It seems like there are multiple ways to access one file from another. Why would I choose one method over another?
local a = loadfile('foo.lua')()
local b = require 'foo.lua'
local c = import 'foo.lua'
There is no import
function in the Lua standard library. Not for 5.1, 5.2 or 5.3. Maybe you're thinking of some other code that supplies this functionality; you'll have to ask the provider of that function about it.
require
does not load .lua
files; it loads modules. Exactly what require
does is defined by package.loaders
in 5.1 or package.searchers
in 5.2/3. A particular module may be implemented as a .lua
file, but it may also be a .dll/.so
. Or it may be a name that's looked up in a compile-time table if the module is internal to the application. Or it could download something from the internet. Or anything at all, depending on what the loaders
/searchers
do.
The default loaders
/searchers
can load .lua
files, but they only search through directories based on the Lua search path. This path is initialized by an environment variable, but the user can override it.
Module naming conventions also have some notion of sub-modules. You almost never put ".lua" in a module name. require
loads modules, not files; any files loaded are a side-effect of loading a module.
Oh, and require
caches loaded modules. Calling it again with the same module name will simply return the module that was previously loaded. If you want to reload a module, you have to effectively unload it first, which requires editing the module cache. package.loaded
stores the module cache; setting an entry to nil
removes it from the cache, forcing require
to reload it.
Note that this will not automatically change any code that already fetched the module. Lots of Lua files will have something like local module_name = require "module_name"

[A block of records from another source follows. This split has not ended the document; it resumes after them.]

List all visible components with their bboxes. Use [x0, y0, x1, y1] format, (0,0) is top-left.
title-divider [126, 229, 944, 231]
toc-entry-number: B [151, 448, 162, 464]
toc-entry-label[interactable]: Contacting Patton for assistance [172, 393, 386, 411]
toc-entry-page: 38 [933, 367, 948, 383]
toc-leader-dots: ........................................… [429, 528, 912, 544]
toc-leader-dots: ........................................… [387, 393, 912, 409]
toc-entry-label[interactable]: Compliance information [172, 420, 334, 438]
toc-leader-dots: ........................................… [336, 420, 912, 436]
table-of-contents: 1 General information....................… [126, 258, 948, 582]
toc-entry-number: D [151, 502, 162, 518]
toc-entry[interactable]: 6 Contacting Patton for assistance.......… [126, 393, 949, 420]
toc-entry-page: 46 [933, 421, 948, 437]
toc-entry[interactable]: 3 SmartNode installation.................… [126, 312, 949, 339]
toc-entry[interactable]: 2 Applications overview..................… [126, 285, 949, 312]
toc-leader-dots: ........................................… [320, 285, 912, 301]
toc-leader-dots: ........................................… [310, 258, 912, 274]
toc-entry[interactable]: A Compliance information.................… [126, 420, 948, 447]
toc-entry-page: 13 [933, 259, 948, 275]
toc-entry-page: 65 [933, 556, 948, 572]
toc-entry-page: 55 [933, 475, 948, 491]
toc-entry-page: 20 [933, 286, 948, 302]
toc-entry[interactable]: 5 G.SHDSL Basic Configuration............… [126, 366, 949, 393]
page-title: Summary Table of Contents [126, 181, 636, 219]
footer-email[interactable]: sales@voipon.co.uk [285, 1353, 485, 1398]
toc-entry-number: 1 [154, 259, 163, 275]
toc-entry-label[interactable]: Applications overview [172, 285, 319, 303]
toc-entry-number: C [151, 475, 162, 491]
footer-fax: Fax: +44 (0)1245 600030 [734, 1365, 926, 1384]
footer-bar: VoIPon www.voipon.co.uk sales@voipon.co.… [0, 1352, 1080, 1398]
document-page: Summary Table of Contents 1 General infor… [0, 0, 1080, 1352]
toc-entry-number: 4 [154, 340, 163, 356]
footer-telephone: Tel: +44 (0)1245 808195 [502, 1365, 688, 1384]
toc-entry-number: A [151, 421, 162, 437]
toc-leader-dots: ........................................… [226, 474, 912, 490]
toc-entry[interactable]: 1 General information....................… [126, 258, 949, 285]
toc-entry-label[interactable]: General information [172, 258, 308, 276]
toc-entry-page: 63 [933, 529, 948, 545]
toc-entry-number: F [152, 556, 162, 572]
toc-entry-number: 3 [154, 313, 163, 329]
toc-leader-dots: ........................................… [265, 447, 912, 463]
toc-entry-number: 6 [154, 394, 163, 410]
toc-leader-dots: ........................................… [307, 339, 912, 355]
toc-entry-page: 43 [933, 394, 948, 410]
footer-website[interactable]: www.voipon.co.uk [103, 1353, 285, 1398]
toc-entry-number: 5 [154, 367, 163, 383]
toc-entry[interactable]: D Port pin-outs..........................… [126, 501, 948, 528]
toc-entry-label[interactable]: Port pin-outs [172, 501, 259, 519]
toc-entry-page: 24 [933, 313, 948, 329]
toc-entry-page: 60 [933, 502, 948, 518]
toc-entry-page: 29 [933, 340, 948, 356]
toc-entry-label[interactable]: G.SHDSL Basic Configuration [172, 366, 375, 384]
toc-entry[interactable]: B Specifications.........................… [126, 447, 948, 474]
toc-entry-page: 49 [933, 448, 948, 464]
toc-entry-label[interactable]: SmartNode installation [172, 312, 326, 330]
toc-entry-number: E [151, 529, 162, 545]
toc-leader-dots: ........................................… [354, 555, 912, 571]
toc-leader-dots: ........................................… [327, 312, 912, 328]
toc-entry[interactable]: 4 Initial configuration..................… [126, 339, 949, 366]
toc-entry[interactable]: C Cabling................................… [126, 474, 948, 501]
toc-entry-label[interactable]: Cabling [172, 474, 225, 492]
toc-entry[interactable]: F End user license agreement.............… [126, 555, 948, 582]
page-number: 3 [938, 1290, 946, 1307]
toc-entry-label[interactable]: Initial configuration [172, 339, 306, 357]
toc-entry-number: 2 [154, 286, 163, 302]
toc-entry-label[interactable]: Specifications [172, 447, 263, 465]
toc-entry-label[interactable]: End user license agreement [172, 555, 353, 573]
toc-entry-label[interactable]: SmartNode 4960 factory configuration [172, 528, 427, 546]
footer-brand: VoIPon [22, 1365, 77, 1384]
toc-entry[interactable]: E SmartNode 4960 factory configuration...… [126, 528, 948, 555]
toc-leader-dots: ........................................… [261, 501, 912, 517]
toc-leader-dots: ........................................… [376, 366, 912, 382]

at the top of the file. You cannot reach into such scripts and change what they've already fetched. You would have to re-execute such scripts.
As such, attempting to change a module in-situ can be dangerous unless code is specifically written to expect it.
loadfile
loads a file from the disk and compiles it as a Lua chunk. It uses the C standard library facilities to do the file loading, so paths work in accord with the C library implementation that Lua was compiled with. It returns the loaded chunk but does not execute it.